Die Überprüfung der Orientierung der Formen bei Homer lässt eindeutig schlussfolgern, dass zu seiner Zeit sowohl die Aoristformen als auch die Präsensformen des Imperativs noch verwendet werden und dass beide keine stabile Bewegungsorientierung ausdrücken. Hierin liegt einer der wichtigsten Unterschiede zur Verwendung der Aoristform bei Aristophanes. Da dessen Corpus arm an Belegen im Imperativ ist, muss für die Analyse weiteres Material aus seiner Zeit herangezogen werden, in diesem Fall die Tragiker, um die Überprüfung dieses Kontextes zu vertiefen. Auch bei ihnen hat sich der Formenreichtum des Imperativs reduziert, nur die Aoristform ist noch vorhanden. Die Belege im Imperativ Aorist sind bei den Tragikern etwas zahlreicher im Vergleich zu denjenigen bei Homer und Aristophanes, insgesamt wird diese Form aber auch bei diesen Autoren selten verwendet; es gibt nur 25 Belege der Aoristform. Was die Tendenz zur Festlegung der Bewegungsorientierung als stabil zentripetal angeht, stimmen die Analyseergebnisse der Stellen aus den Tragikern mit denjenigen aus Aristophanes überein: Sie drücken immer eine Annäherung zur origo aus und es gibt keinen Beleg, für den die beschriebene Bewegung zentrifugal interpretiert werden kann.

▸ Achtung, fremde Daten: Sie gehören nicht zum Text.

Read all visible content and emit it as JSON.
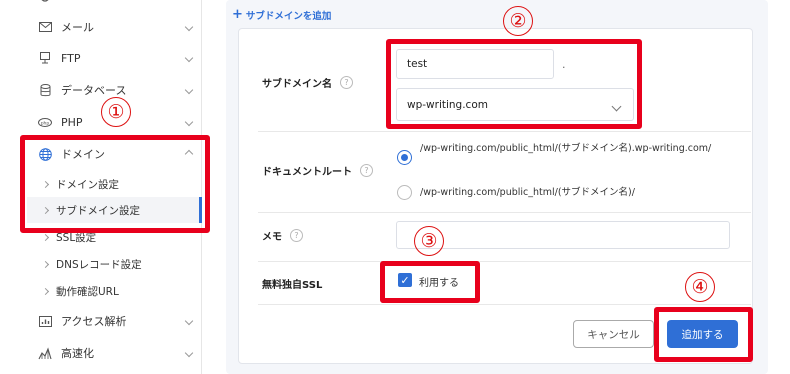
{
  "sidebar": {
    "items": [
      {
        "label": "メール",
        "icon": "mail-icon"
      },
      {
        "label": "FTP",
        "icon": "monitor-icon"
      },
      {
        "label": "データベース",
        "icon": "database-icon"
      },
      {
        "label": "PHP",
        "icon": "php-icon"
      },
      {
        "label": "ドメイン",
        "icon": "globe-icon"
      },
      {
        "label": "アクセス解析",
        "icon": "chart-icon"
      },
      {
        "label": "高速化",
        "icon": "speed-icon"
      }
    ],
    "domain_sub": [
      {
        "label": "ドメイン設定"
      },
      {
        "label": "サブドメイン設定"
      },
      {
        "label": "SSL設定"
      },
      {
        "label": "DNSレコード設定"
      },
      {
        "label": "動作確認URL"
      }
    ]
  },
  "main": {
    "add_link": "サブドメインを追加",
    "subdomain_label": "サブドメイン名",
    "subdomain_value": "test",
    "dot": ".",
    "domain_select": "wp-writing.com",
    "docroot_label": "ドキュメントルート",
    "docroot_option1": "/wp-writing.com/public_html/(サブドメイン名).wp-writing.com/",
    "docroot_option2": "/wp-writing.com/public_html/(サブドメイン名)/",
    "memo_label": "メモ",
    "ssl_label": "無料独自SSL",
    "ssl_checkbox": "利用する",
    "help_glyph": "?",
    "cancel_button": "キャンセル",
    "add_button": "追加する"
  },
  "annotations": {
    "n1": "①",
    "n2": "②",
    "n3": "③",
    "n4": "④"
  },
  "colors": {
    "accent": "#2f6fd6",
    "highlight": "#e8001c"
  }
}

Ausgehend von der bisher durchgeführten Analyse kann geschlussfolgert werden, dass der Imperativ Aorist diachron eine Spezialisierung als zentripetal orientierte Form erfahren hat. Allerdings muss auch für diese Belege stets der Kontext der Verwendung betrachtet werden. Denn die Imperativformen kommen sowohl bei Aristophanes als auch bei den Tragikern häufig bei Anrufungen eines Gottes durch den Chor oder eine andere Figur vor.

Aus den tragischen Texten können die folgenden Beispiele benannt werden: In E. El. 115 erbittet Elektra das Herbeikommen der Erinyen, in E. Or. 1300 wird Zeus und in S. OT 166 werden Artemis und Apollon gerufen. Das Verb scheint in diesen Kontexten besonders geeignet zu sein, eine zurückhaltende Aufforderung zu einer Bewegung innerhalb eines

186Für eine nähere Besprechung der an diesen Stellen vom Verb ausgedrückten zeitlichen Dimension der Bewegung vgl. SS. 314 f.

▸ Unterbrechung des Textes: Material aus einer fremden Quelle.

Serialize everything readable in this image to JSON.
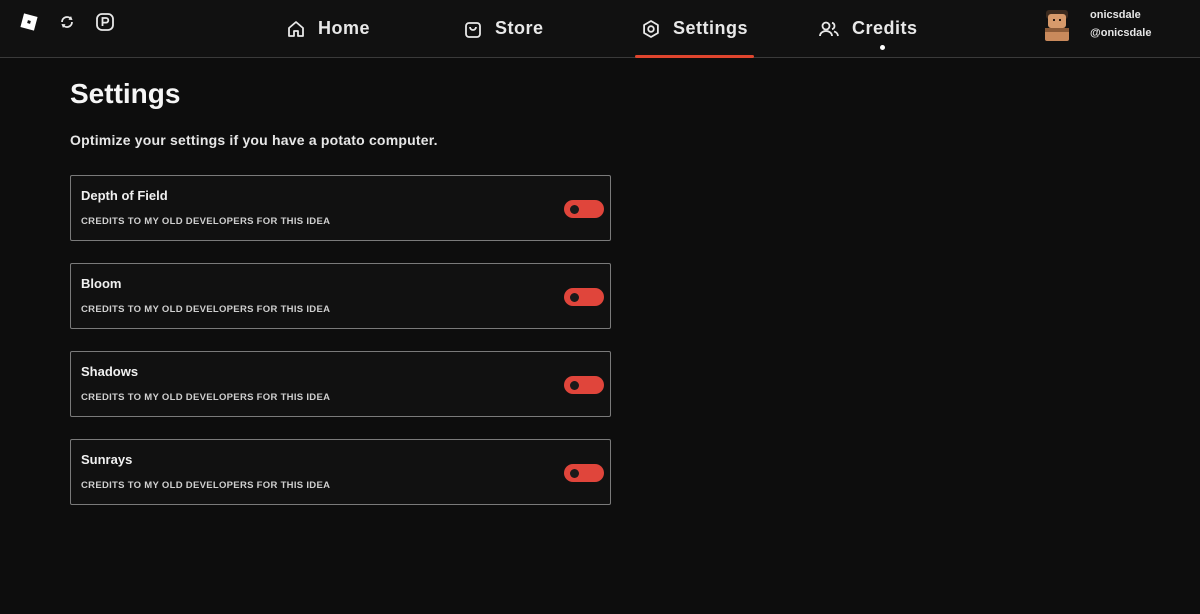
{
  "nav": {
    "home_label": "Home",
    "store_label": "Store",
    "settings_label": "Settings",
    "credits_label": "Credits",
    "active": "Settings"
  },
  "left_icons": [
    "roblox-logo-icon",
    "refresh-icon",
    "robux-icon"
  ],
  "user": {
    "display_name": "onicsdale",
    "username": "@onicsdale"
  },
  "page": {
    "title": "Settings",
    "subtitle": "Optimize your settings if you have a potato computer."
  },
  "settings": [
    {
      "title": "Depth of Field",
      "description": "CREDITS TO MY OLD DEVELOPERS FOR THIS IDEA",
      "enabled": true
    },
    {
      "title": "Bloom",
      "description": "CREDITS TO MY OLD DEVELOPERS FOR THIS IDEA",
      "enabled": true
    },
    {
      "title": "Shadows",
      "description": "CREDITS TO MY OLD DEVELOPERS FOR THIS IDEA",
      "enabled": true
    },
    {
      "title": "Sunrays",
      "description": "CREDITS TO MY OLD DEVELOPERS FOR THIS IDEA",
      "enabled": true
    }
  ],
  "colors": {
    "accent": "#e0452e",
    "toggle_on": "#e0453b",
    "background": "#0d0d0d",
    "card_border": "#7a7a7a"
  }
}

Gebets auszudrücken.187 Weil das Gebet meistens von einem Wunsch nach Anwesenheit bzw.

Beistand und der Bitte um Hilfe handelt, ist die Bewegungsrichtung demzufolge dem Standort der bittenden Person zugewandt.

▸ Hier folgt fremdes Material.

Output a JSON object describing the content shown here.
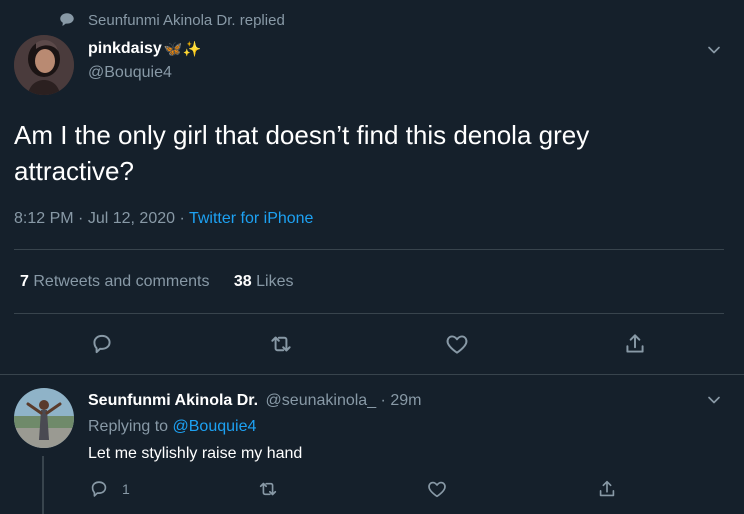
{
  "context": {
    "replied_text": "Seunfunmi Akinola Dr. replied"
  },
  "main_tweet": {
    "display_name": "pinkdaisy",
    "name_emojis": "🦋✨",
    "handle": "@Bouquie4",
    "text": "Am I the only girl that doesn’t find this denola grey attractive?",
    "time": "8:12 PM",
    "date": "Jul 12, 2020",
    "separator": "·",
    "source": "Twitter for iPhone",
    "stats": {
      "retweets_count": "7",
      "retweets_label": "Retweets and comments",
      "likes_count": "38",
      "likes_label": "Likes"
    }
  },
  "reply": {
    "display_name": "Seunfunmi Akinola Dr.",
    "handle": "@seunakinola_",
    "separator": "·",
    "time_ago": "29m",
    "replying_prefix": "Replying to",
    "replying_handle": "@Bouquie4",
    "text": "Let me stylishly raise my hand",
    "reply_count": "1"
  },
  "colors": {
    "background": "#15202b",
    "accent": "#1da1f2",
    "muted": "#8899a6",
    "divider": "#38444d"
  },
  "icons": [
    "chat-bubble-icon",
    "chevron-down-icon",
    "reply-icon",
    "retweet-icon",
    "like-icon",
    "share-icon"
  ]
}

Die überschaubare Anzahl der Belege bei Aristophanes ermöglicht eine ausführliche Analyse der einzelnen Kontexte. Zehn Belege unter den insgesamt sechzehn befinden sich in Chorliedern, in denen der Chor oder dessen Leiter einen Gott ruft: In Ar. Ach. 665 und 674 sowie in Ar. Ra. 674 und in Ar. Ra. 879 werden die Musen gerufen; in Ar. Th. 319 gibt es eine Anrufung des Zeus und in Ar. Ra. 326 eine des Dionysos. Außerhalb der Chorpartien finden sich Ar. Nu. 269, wo sich Sokrates an die Wolken wendet, und die schon zitierten Belege (50), in dem Trygaios Opora auffordert, sich ihm anzunähern und ihn zu küssen, (51) mit einer Anrufung des Poseidons und (52) der Artemis. In weiteren Beispielen werden zwar keine Götter adressiert, aber auch bei den folgenden Belegen stehen bittende Anrufungen im Fokus:

In Ar. Eq. 150 wird Agorakritos von einem Diener zu sich gerufen und seine Ankunft als die des Retters der Stadt gepriesen. In Ar. Eq. 1335 ruft die Figur des Volkes Agorakritos zu sich, nachdem sie von ihm „junggekocht“ worden ist: Das Volk ist ihm dankbar und begrüßt ihn feierlich. In allen hier besprochenen Belegen drücken die Imperativformen statt eines Befehls eine Bitte bzw. Einladung zur Bewegung aus.

Die diachrone Reduzierung der Imperativformen und die Eingrenzung ihres Vorkommens auf bestimmte Kontexte führt zu weiteren Fragen: Inwiefern ist die stabilisierte Orientierung der von ἔρχομαι ausgedrückten Bewegung – die nach Homer zu beobachten ist – eine Modifizierung bzw. Präzisierung der Semantik des Verbs? Oder hängt sie vom Gebrauch der Imperativform in einem bestimmten Kontextes ab, der eine exklusive Orientierung (in diesem Fall zentripetal) fordert?